When Branding Magic Becomes Tragic

Phoebe Assenza
rhetorica
Published in
4 min readJun 7, 2021

Should “movement” brands slow down?

Applying to join The Wing in 2016 was peak aspirational pop-feminism: a women’s only co-working space that had showers and blowdryers in case your day of #girlbossing started with a sweaty Barre class. Sounds cheugy (!) but The Wing cleverly positioned itself as a coven for “women on their way.” A movement to belong to like early N.O.W. meetings, not just a women’s-only space like a Curves gym.

The fact that The Wing was small and exclusive enough to warrant an application process also signaled a premium experience: like a Soho House for younger, non-rich working women. But as the brand developed and the company expanded locations across the globe, The Wing’s marketing became less about sanctuary for freelance workers and increasingly about community, inclusivity, and opportunities for activism and education.

There were events for everything: pasta-making classes, Handmaids Tale screenings, and a “Support Circle” for anyone triggered by a recent Netflix documentary about R. Kelly. These regular events made me feel part of something deeper and more meaningful than a simple co-working space, and I RSVP’d to about zero of them. I was a pregnant freelancer working as many billable hours as I could before I’d lose my income with the birth of my son, so I was like the bad-seed rebel showing up to the reality show competition: I was not here to make friends.

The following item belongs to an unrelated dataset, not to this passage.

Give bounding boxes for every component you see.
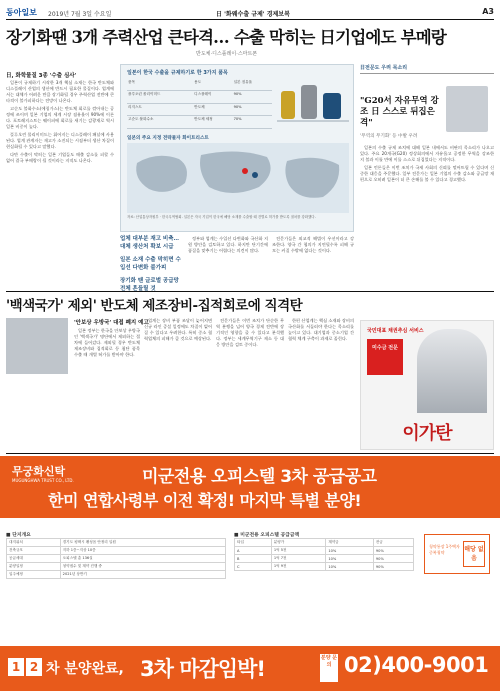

I’d regularly get kicked out of the cushy Cottagecore chair that I used as a workstation at the Dumbo location so employees could set up the next fertility workshop or Mercury Retrograde Happy Hour. I’m not a thoroughbred asshole so I’d take it in stride: just because I didn’t want community from my workspace didn’t mean I begrudged it for anyone else. Plus, membership was still cheaper than anything comparable at WeWork, so having to switch seats and put on noise canceling headphones was NBD.

I often took part in member experience research for The Wing, where I learned they had at least two distinct personas they catered to: young women who were interested in forming connections, and older busier women who just wanted to be left alone on their laptops for a few hours. Both were sold on a “feminist utopia,” which, for the latter persona just meant a co-working space devoid of tech bros.

While The Wing was frantically blitzscaling, current and prospective employees were also being pitched a utopian feminist environment behind the scenes. They became disillusioned to discover The Wing was just another hospitality company like Soho House or Equinox, with the same frustrations of any other service-industry job.

Brand illusions and overpromising are probably at the core of what went wrong at The Wing, along with trying to make two competing member bases happy at the same time, and being led by a young woman CEO who was expected to be the kinder gentler version of an older and more successful male CEO.

Women-driven brands that emit a progressive feminist image are usually scrambling internally to live up to it, whereas simply being “women only” or overtly “feminine” without the rhetoric can keep brands out of trouble, even if much less cool: Did you know Curves has a male CEO who gives large donations to pro-life groups and they are still around?

The Wing’s brand promise wouldn’t have fallen apart if they kept it simple. They could have focused on one Ideal Consumer Profile (you can’t be a community center and a country club at the same time) and kept its messaging based on the utility and convenience of its spaces while still using an irreverent brand voice and an air of coolness.

If things went well, they may have scaled to reach different member bases. And with the wisdom and maturity of being a profitable business, they could have done more for actual feminist movements later on.

The flipside of being prudent and rigorously honest in your brand messaging (i.e., not setting yourself up for cancelation later) is a slightly less exciting place to work, belong to, or purchase from. (Which reminds me: Workplaces can never be utopias! Don’t ever let a startup CEO convince you otherwise.)

That’s why voice is so important in branding, because you can’t actually say much without setting yourself up for failure. It’s how you say it, as they say.

I’ve been back to the The Wing’s NYC spaces since they’ve reopened (all were closed during COVID and some shut down permanently) and while the softcore feminist veneer is still there with pink velvet sofas and phone booths named after fictional heroines like Hermione Granger and Vivian Banks, the vibe is different than the radical (albeit fraudulent) undercurrent of its heyday. There are fewer members, a new staff (some of whom follow you around the Bryant Park location like you’re gonna steal a stapler), a stripped-down mission statement, and no buzzy girl-power energy.

It’s a loss for someone obsessed with the idea of business and feminism and whether an intersection is possible or not, but the quieter rooms have been pretty good to focus on unexciting work.